Solução implementada
Esta é, na verdade, uma implementação da resposta de glenn com a adição da função definida pelo usuário stringSplit()
para usar em vez da função Gawk 3.1.6 builtin split()
que não suporta o quarto argumento opcional ( [seps]
, uma matriz para armazenar os separadores) que precisamos. O Gawk 3.1.6 faz apoiar o terceiro argumento opcional de propósito similar a match()
necessário, mas [seps]
não está disponível até o Gawk 4.0.0.
# stringSplit(str,fld,rx,[sep])
# Split string on regex delimeter preserving regex-seperators. Gawk 3.1.6
# equivalent to builtin split() function of later versions which add
# support for an optional 4th argument, ([seps]), an array to hold the
# evaluated regular-expressions.
# Arguments:
# str
# string to split
# fld
# array of the resulting fields
# rx
# regular expression (regex) to split on
# [sep]
# optional array of seperator strings matching the regex
# Revised:
# 20140117 docsalvage
#
function stringSplit(str,fld,rx,sep, searchstr,searchndx,match1,matchn,matches) {
searchstr = str # copy of str to use in while() loop
searchndx = match(searchstr, rx) # index in searchstr where rx(regex) found
match1 = searchndx # preserve result of first match attempt
matchn = 1 # match number (index in array of matches)
matches = 0 # number of matches returned by split()
#
while (RLENGTH > 0) { # more reliable than while(searchndx > 0)
# save match
sep[matchn] = substr(searchstr, searchndx, RLENGTH)
#
# match() only searches from beginning so give it just remainder of str
searchstr = substr(searchstr, searchndx + RLENGTH)
#
# printf("sep[%2d]: %s, searchndx: %2d, RLENGTH: %2d, searchstr: %s\n", matchn, sep[matchn], searchndx, RLENGTH, searchstr)
#
# search for next rx
searchndx = match(searchstr, rx)
matchn = matchn + 1
}
#
if (match1) matches = split(str,fld,rx)
#
return matches
}
BEGIN {
print
print "Test of:"
print " stringSplit()"
print
#
str = "[[link|label label]][[link]] @tag more text some text with @anothertag and [[another|link]]"

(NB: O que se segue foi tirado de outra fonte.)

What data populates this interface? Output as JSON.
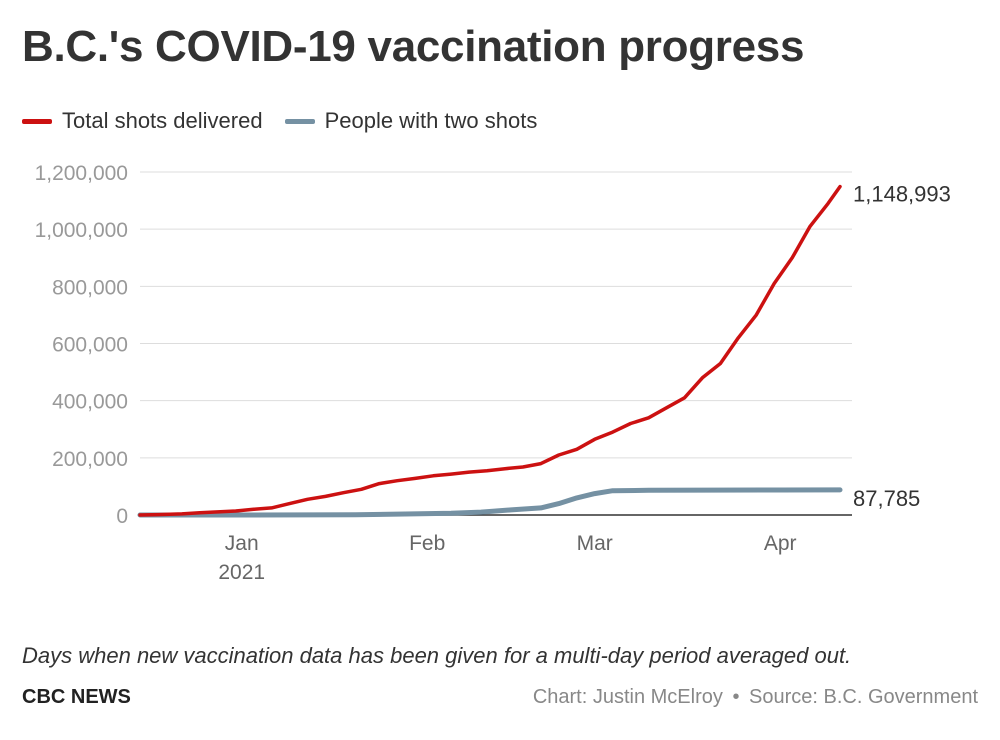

rx = "[][][][]|@[[:alnum:]]+"
#
# fld - array of fields
# sep - array of seperators
#
tags = 0
matches = stringSplit(str,fld,rx,sep)
#
# arrayDebug("fld",fld)
# arrayDebug("sep",sep)
# print
#
print "Results:"
printf " "
# per glenn jackman answer at
# http://unix.stackexchange.com/questions/109491/the-ere-regex-to-split-string-between-a-delimiter-and-end-of-word
for (i=1; i<=matches; i++) {
printf "(%s)", fld[i]
if (match(sep[i], /^@(.+)/, m)) { printf "(%s)", m[1]; ++tags }
}
#
print
print
print "Summary:"
printf(" %d matches + %d tags = %d printed using regex(rx): %s\n on string(str): %s\n", matches, tags, matches + tags, rx, str)
print
}